Tom’s teenage son Jack (Ashton Holmes) is proud of his father for protecting the town, but it makes him question his own non-violent response to the high school bully. Tom is his example of what it means to be a man. When we first see Jack and Tom they are tenderly comforting Jack’s little sister. But now he has another side of his father to think about and another example to follow.

Edie knows her husband very well and is certain he has nothing to do with the man with the scary scar. But then he asks her, “How come he’s so good at killing people?” and she begins to wonder whether, deep inside her gentle, loving husband there is a volatile, violent man named Joey.

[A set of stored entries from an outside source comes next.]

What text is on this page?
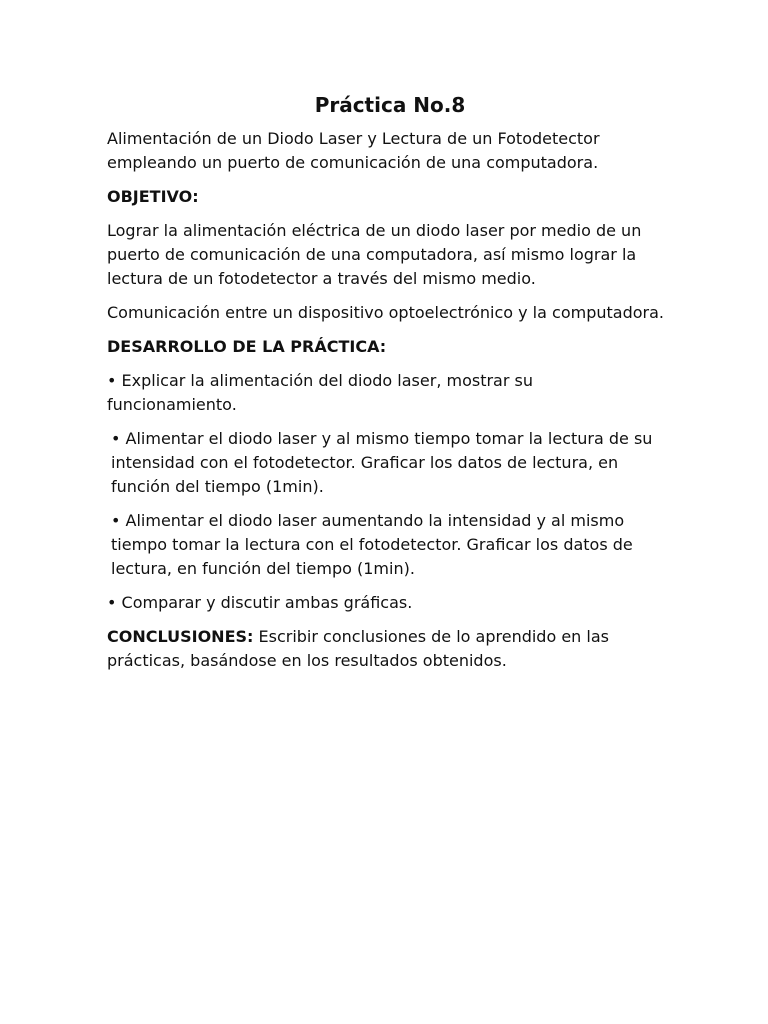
Práctica No.8

Alimentación de un Diodo Laser y Lectura de un Fotodetector empleando un puerto de comunicación de una computadora.

OBJETIVO:

Lograr la alimentación eléctrica de un diodo laser por medio de un puerto de comunicación de una computadora, así mismo lograr la lectura de un fotodetector a través del mismo medio.

Comunicación entre un dispositivo optoelectrónico y la computadora.

DESARROLLO DE LA PRÁCTICA:

• Explicar la alimentación del diodo laser, mostrar su funcionamiento.

• Alimentar el diodo laser y al mismo tiempo tomar la lectura de su intensidad con el fotodetector. Graficar los datos de lectura, en función del tiempo (1min).

• Alimentar el diodo laser aumentando la intensidad y al mismo tiempo tomar la lectura con el fotodetector. Graficar los datos de lectura, en función del tiempo (1min).

• Comparar y discutir ambas gráficas.

CONCLUSIONES: Escribir conclusiones de lo aprendido en las prácticas, basándose en los resultados obtenidos.
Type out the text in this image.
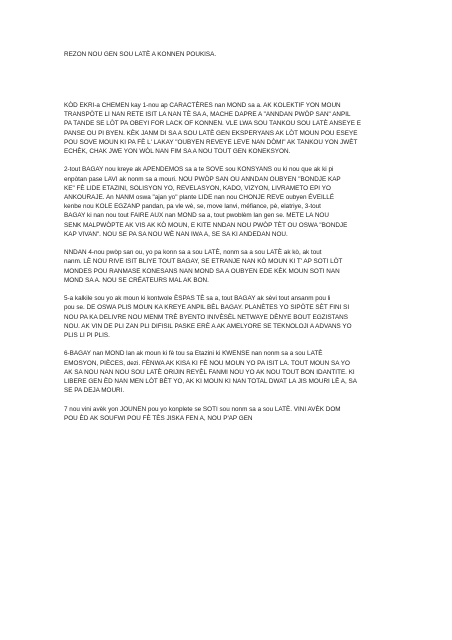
REZON NOU GEN SOU LATÈ A KONNEN POUKISA.

KÒD EKRI-a CHEMEN kay 1-nou ap CARACTÈRES nan MOND sa a. AK KOLEKTIF YON MOUN
TRANSPÒTE LI NAN RETE ISIT LA NAN TÈ SA A, MACHE DAPRE A "ANNDAN PWÒP SAN" ANPIL
PA TANDE SE LÒT PA OBEYI FOR LACK OF KONNEN. VLE LWA SOU TANKOU SOU LATÈ ANSEYE E
PANSE OU PI BYEN. KÈK JANM DI SA A SOU LATÈ GEN EKSPERYANS AK LÒT MOUN POU ESEYE
POU SOVE MOUN KI PA FÈ L' LAKAY "OUBYEN REVEYE LEVE NAN DÒMI" AK TANKOU YON JWÈT
ECHÈK, CHAK JWE YON WÒL NAN FIM SA A NOU TOUT GEN KONEKSYON.

2-tout BAGAY nou kreye ak APENDEMOS sa a te SOVE sou KONSYANS ou ki nou que ak ki pi
enpòtan pase LAVI ak nonm sa a mouri. NOU PWÒP SAN OU ANNDAN OUBYEN "BONDJE KAP
KE" FÈ LIDE ETAZINI, SOLISYON YO, REVELASYON, KADO, VIZYON, LIVRAMETO EPI YO
ANKOURAJE. An NANM oswa "ajan yo" plante LIDE nan nou CHONJE REVE oubyen ÉVEILLÉ
kenbe nou KOLE EGZANP pandan, pa vle wè, se, move lanvi, méfiance, pè, elatriye, 3-tout
BAGAY ki nan nou tout FAIRE AUX nan MOND sa a, tout pwoblèm lan gen se. METE LA NOU
SENK MALPWÒPTE AK VIS AK KÒ MOUN, E KITE NNDAN NOU PWÒP TÈT OU OSWA "BONDJE
KAP VIVAN". NOU SE PA SA NOU WÈ NAN IWA A, SE SA KI ANDEDAN NOU.

NNDAN 4-nou pwòp san ou, yo pa konn sa a sou LATÈ, nonm sa a sou LATÈ ak kò, ak tout
nanm. LÈ NOU RIVE ISIT BLIYE TOUT BAGAY, SE ETRANJE NAN KÒ MOUN KI T' AP SOTI LÒT
MONDES POU RANMASE KONESANS NAN MOND SA A OUBYEN EDE KÈK MOUN SOTI NAN
MOND SA A. NOU SE CRÉATEURS MAL AK BON.

5-a kalkile sou yo ak moun ki kontwole ÈSPAS TÈ sa a, tout BAGAY ak sèvi tout ansanm pou li
pou se. DE OSWA PLIS MOUN KA KREYE ANPIL BÈL BAGAY. PLANÈTES YO SIPÒTE SÈT FINI SI
NOU PA KA DELIVRE NOU MENM TRÈ BYENTO INIVÈSÈL NETWAYE DÈNYE BOUT EGZISTANS
NOU. AK VIN DE PLI ZAN PLI DIFISIL PASKE ERÈ A AK AMELYORE SE TEKNOLOJI A ADVANS YO
PLIS LI PI PLIS.

6-BAGAY nan MOND lan ak moun ki fè tou sa Etazini ki KWENSE nan nonm sa a sou LATÈ
EMOSYON, PIÈCES, dezi. FÈNWA AK KISA KI FÈ NOU MOUN YO PA ISIT LA. TOUT MOUN SA YO
AK SA NOU NAN NOU SOU LATÈ ORIJIN REYÈL FANMI NOU YO AK NOU TOUT BON IDANTITE. KI
LIBERE GEN ÈD NAN MEN LÒT BÈT YO, AK KI MOUN KI NAN TOTAL DWAT LA JIS MOURI LÈ A, SA
SE PA DEJA MOURI.

7 nou vini avèk yon JOUNEN pou yo konplete se SOTI sou nonm sa a sou LATÈ. VINI AVÈK DOM
POU ÈD AK SOUFWI POU FÈ TÈS JISKA FEN A, NOU P'AP GEN
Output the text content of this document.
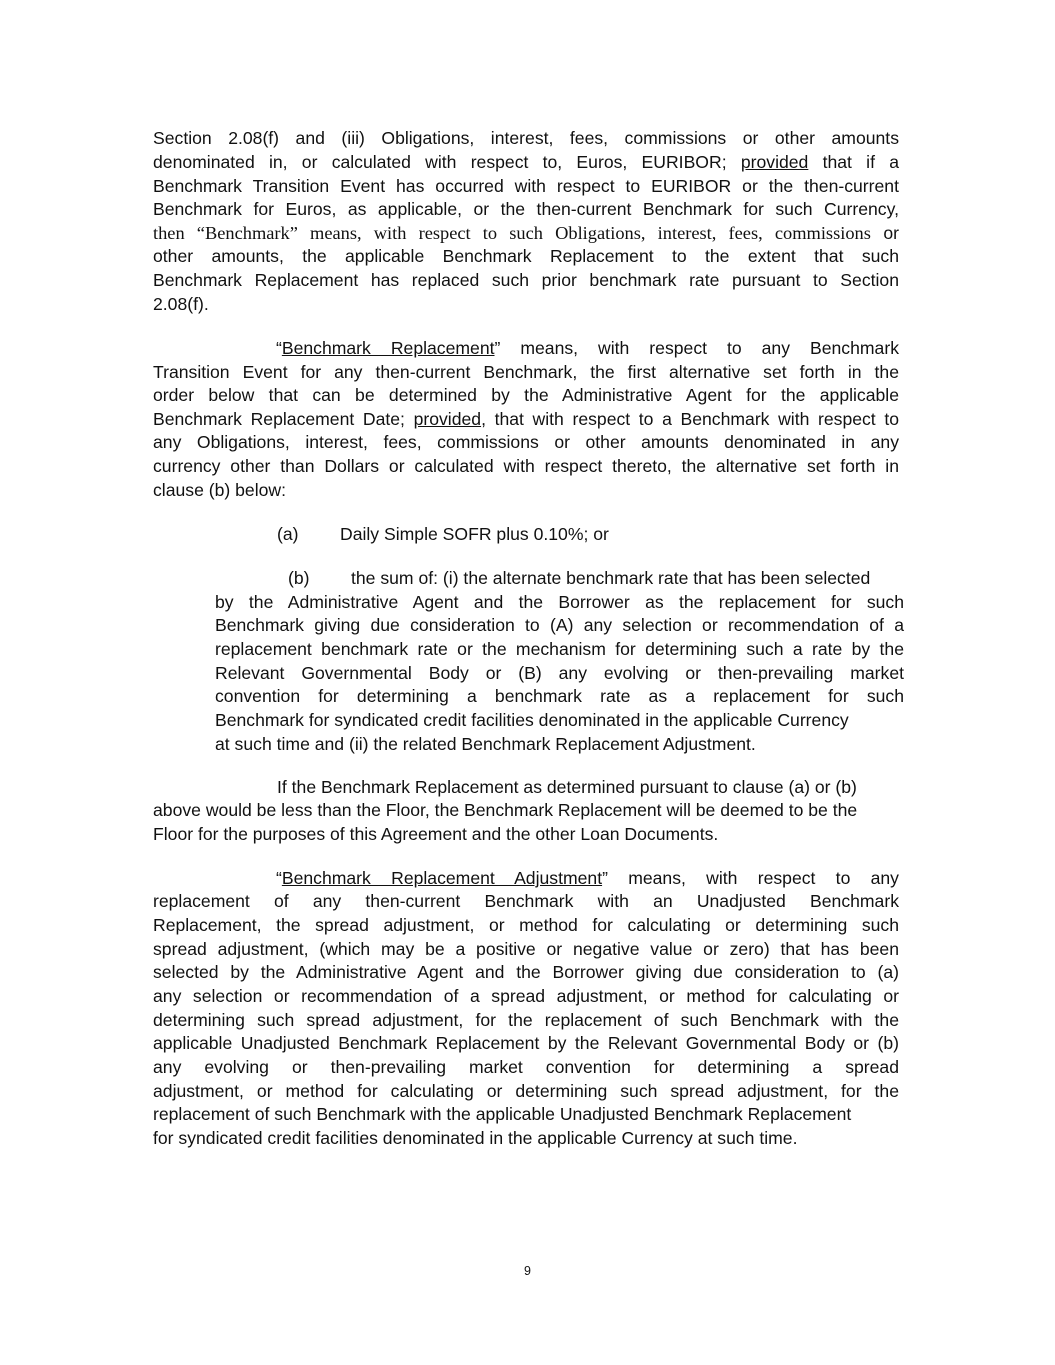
Section 2.08(f) and (iii) Obligations, interest, fees, commissions or other amounts
denominated in, or calculated with respect to, Euros, EURIBOR; provided that if a
Benchmark Transition Event has occurred with respect to EURIBOR or the then-current
Benchmark for Euros, as applicable, or the then-current Benchmark for such Currency,
then “Benchmark” means, with respect to such Obligations, interest, fees, commissions or
other amounts, the applicable Benchmark Replacement to the extent that such
Benchmark Replacement has replaced such prior benchmark rate pursuant to Section
2.08(f).
“Benchmark Replacement” means, with respect to any Benchmark
Transition Event for any then-current Benchmark, the first alternative set forth in the
order below that can be determined by the Administrative Agent for the applicable
Benchmark Replacement Date; provided, that with respect to a Benchmark with respect to
any Obligations, interest, fees, commissions or other amounts denominated in any
currency other than Dollars or calculated with respect thereto, the alternative set forth in
clause (b) below:
(a) Daily Simple SOFR plus 0.10%; or
(b) the sum of: (i) the alternate benchmark rate that has been selected
by the Administrative Agent and the Borrower as the replacement for such
Benchmark giving due consideration to (A) any selection or recommendation of a
replacement benchmark rate or the mechanism for determining such a rate by the
Relevant Governmental Body or (B) any evolving or then-prevailing market
convention for determining a benchmark rate as a replacement for such
Benchmark for syndicated credit facilities denominated in the applicable Currency
at such time and (ii) the related Benchmark Replacement Adjustment.
If the Benchmark Replacement as determined pursuant to clause (a) or (b)
above would be less than the Floor, the Benchmark Replacement will be deemed to be the
Floor for the purposes of this Agreement and the other Loan Documents.
“Benchmark Replacement Adjustment” means, with respect to any
replacement of any then-current Benchmark with an Unadjusted Benchmark
Replacement, the spread adjustment, or method for calculating or determining such
spread adjustment, (which may be a positive or negative value or zero) that has been
selected by the Administrative Agent and the Borrower giving due consideration to (a)
any selection or recommendation of a spread adjustment, or method for calculating or
determining such spread adjustment, for the replacement of such Benchmark with the
applicable Unadjusted Benchmark Replacement by the Relevant Governmental Body or (b)
any evolving or then-prevailing market convention for determining a spread
adjustment, or method for calculating or determining such spread adjustment, for the
replacement of such Benchmark with the applicable Unadjusted Benchmark Replacement
for syndicated credit facilities denominated in the applicable Currency at such time.
9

The performances are gorgeously expressive. Bello and Mortensen are real, heartfelt, drawing us deep into the characters’ lives until we feel we know them, then surprising us, but always perfectly integrated to keep us connected to the characters. In the more outsize bad guy roles, Stephen McHattie, Ed Harris, and William Hurt find the strength in unsettlingly understated performances that convey the coiled anger inside them, ready to spring. Director David Cronenberg beautifully frames each shot, each scene, to lead us to ask ourselves whether there is a Joey inside anyone we know — whether there is a Joey inside each of us, whether we need him there. Enter an even bigger menace — as Pogo used to say “We have met the enemy and he is us.”

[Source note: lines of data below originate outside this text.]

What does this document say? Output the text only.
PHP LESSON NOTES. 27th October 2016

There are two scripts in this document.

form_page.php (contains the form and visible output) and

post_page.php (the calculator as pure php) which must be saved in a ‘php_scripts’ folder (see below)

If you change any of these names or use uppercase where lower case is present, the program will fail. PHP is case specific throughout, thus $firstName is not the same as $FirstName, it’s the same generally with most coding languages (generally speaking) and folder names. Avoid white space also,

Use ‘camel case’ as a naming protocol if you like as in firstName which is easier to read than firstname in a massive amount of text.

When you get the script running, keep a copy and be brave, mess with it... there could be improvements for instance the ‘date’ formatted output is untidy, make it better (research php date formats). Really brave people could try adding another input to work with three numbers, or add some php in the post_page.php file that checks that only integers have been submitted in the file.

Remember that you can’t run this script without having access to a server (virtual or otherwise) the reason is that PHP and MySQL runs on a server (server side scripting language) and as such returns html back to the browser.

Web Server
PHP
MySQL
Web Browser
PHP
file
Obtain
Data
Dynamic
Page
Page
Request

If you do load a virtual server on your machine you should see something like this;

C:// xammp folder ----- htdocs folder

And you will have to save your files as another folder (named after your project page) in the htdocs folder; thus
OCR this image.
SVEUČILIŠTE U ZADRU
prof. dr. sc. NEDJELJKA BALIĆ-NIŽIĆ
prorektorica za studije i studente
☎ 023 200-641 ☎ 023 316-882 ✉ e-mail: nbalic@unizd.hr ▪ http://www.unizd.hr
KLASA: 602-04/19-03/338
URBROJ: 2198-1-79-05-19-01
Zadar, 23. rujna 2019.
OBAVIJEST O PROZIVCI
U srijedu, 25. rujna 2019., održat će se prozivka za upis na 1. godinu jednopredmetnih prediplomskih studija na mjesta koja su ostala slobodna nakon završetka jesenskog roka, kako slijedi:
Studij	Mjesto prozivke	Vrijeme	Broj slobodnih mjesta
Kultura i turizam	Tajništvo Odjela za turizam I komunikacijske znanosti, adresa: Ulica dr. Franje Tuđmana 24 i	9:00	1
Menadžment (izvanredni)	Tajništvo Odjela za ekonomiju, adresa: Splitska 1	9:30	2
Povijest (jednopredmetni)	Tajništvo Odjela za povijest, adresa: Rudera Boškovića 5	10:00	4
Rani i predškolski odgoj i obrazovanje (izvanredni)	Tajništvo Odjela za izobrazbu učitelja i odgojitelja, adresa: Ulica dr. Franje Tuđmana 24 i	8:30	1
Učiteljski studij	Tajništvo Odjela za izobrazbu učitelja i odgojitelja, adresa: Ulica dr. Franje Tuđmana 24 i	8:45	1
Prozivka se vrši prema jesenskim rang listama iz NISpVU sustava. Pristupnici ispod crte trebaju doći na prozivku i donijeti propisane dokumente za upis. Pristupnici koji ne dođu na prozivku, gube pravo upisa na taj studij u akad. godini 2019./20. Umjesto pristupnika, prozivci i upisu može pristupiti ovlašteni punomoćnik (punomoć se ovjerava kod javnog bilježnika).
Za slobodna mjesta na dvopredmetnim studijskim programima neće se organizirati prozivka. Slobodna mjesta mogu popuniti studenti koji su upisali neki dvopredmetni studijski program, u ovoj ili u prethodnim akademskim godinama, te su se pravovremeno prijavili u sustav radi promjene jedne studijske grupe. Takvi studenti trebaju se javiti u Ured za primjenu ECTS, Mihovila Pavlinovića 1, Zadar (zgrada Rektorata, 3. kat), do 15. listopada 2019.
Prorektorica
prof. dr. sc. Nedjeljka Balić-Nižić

Parents should know that this is an extremely violent movie with intense and brutal fighting and gunplay, a child in peril, and graphic images of wounded and dead bodies. Characters use very strong language, including crude insults. There are explicit sexual references and exceptionally explicit sexual situations, including one that involves force. Characters drink and smoke and teenagers smoke marijuana.

Families who see this movie should talk about the way it ties together many different threads and themes about the role of violence in our lives and the way we feel both drawn to it and revolted by it. The movie also raises questions about the way we see our families — as harbors of safety and as places of danger. Families may want to talk about their own experiences with violence.

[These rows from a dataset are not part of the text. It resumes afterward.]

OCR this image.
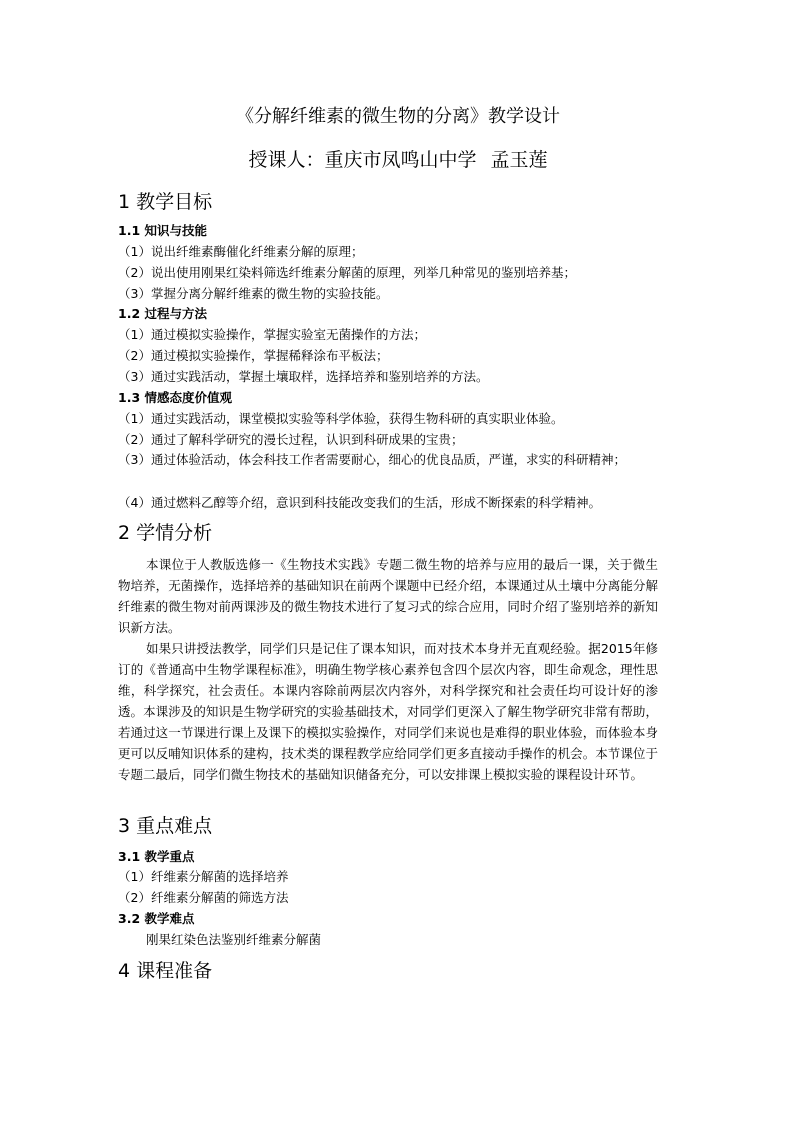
《分解纤维素的微生物的分离》教学设计
授课人：重庆市凤鸣山中学 孟玉莲
1 教学目标
1.1 知识与技能
（1）说出纤维素酶催化纤维素分解的原理；
（2）说出使用刚果红染料筛选纤维素分解菌的原理，列举几种常见的鉴别培养基；
（3）掌握分离分解纤维素的微生物的实验技能。
1.2 过程与方法
（1）通过模拟实验操作，掌握实验室无菌操作的方法；
（2）通过模拟实验操作，掌握稀释涂布平板法；
（3）通过实践活动，掌握土壤取样，选择培养和鉴别培养的方法。
1.3 情感态度价值观
（1）通过实践活动，课堂模拟实验等科学体验，获得生物科研的真实职业体验。
（2）通过了解科学研究的漫长过程，认识到科研成果的宝贵；
（3）通过体验活动，体会科技工作者需要耐心，细心的优良品质，严谨，求实的科研精神；
（4）通过燃料乙醇等介绍，意识到科技能改变我们的生活，形成不断探索的科学精神。
2 学情分析
本课位于人教版选修一《生物技术实践》专题二微生物的培养与应用的最后一课，关于微生物培养，无菌操作，选择培养的基础知识在前两个课题中已经介绍，本课通过从土壤中分离能分解纤维素的微生物对前两课涉及的微生物技术进行了复习式的综合应用，同时介绍了鉴别培养的新知识新方法。
如果只讲授法教学，同学们只是记住了课本知识，而对技术本身并无直观经验。据2015年修订的《普通高中生物学课程标准》，明确生物学核心素养包含四个层次内容，即生命观念，理性思维，科学探究，社会责任。本课内容除前两层次内容外，对科学探究和社会责任均可设计好的渗透。本课涉及的知识是生物学研究的实验基础技术，对同学们更深入了解生物学研究非常有帮助，若通过这一节课进行课上及课下的模拟实验操作，对同学们来说也是难得的职业体验，而体验本身更可以反哺知识体系的建构，技术类的课程教学应给同学们更多直接动手操作的机会。本节课位于专题二最后，同学们微生物技术的基础知识储备充分，可以安排课上模拟实验的课程设计环节。
3 重点难点
3.1 教学重点
（1）纤维素分解菌的选择培养
（2）纤维素分解菌的筛选方法
3.2 教学难点
刚果红染色法鉴别纤维素分解菌
4 课程准备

Families who enjoy this film will also enjoy classics about peace-loving men in a violent world, High Noon, The Friendly Persuasion, and Destry Rides Again. They will also appreciate Crash, which explores the insidious role of racism and violence in modern life. This movie covers only a portion of the graphic novel that it is based on, so families who enjoy this film should take a look at the book by John Wagner and Vince Locke.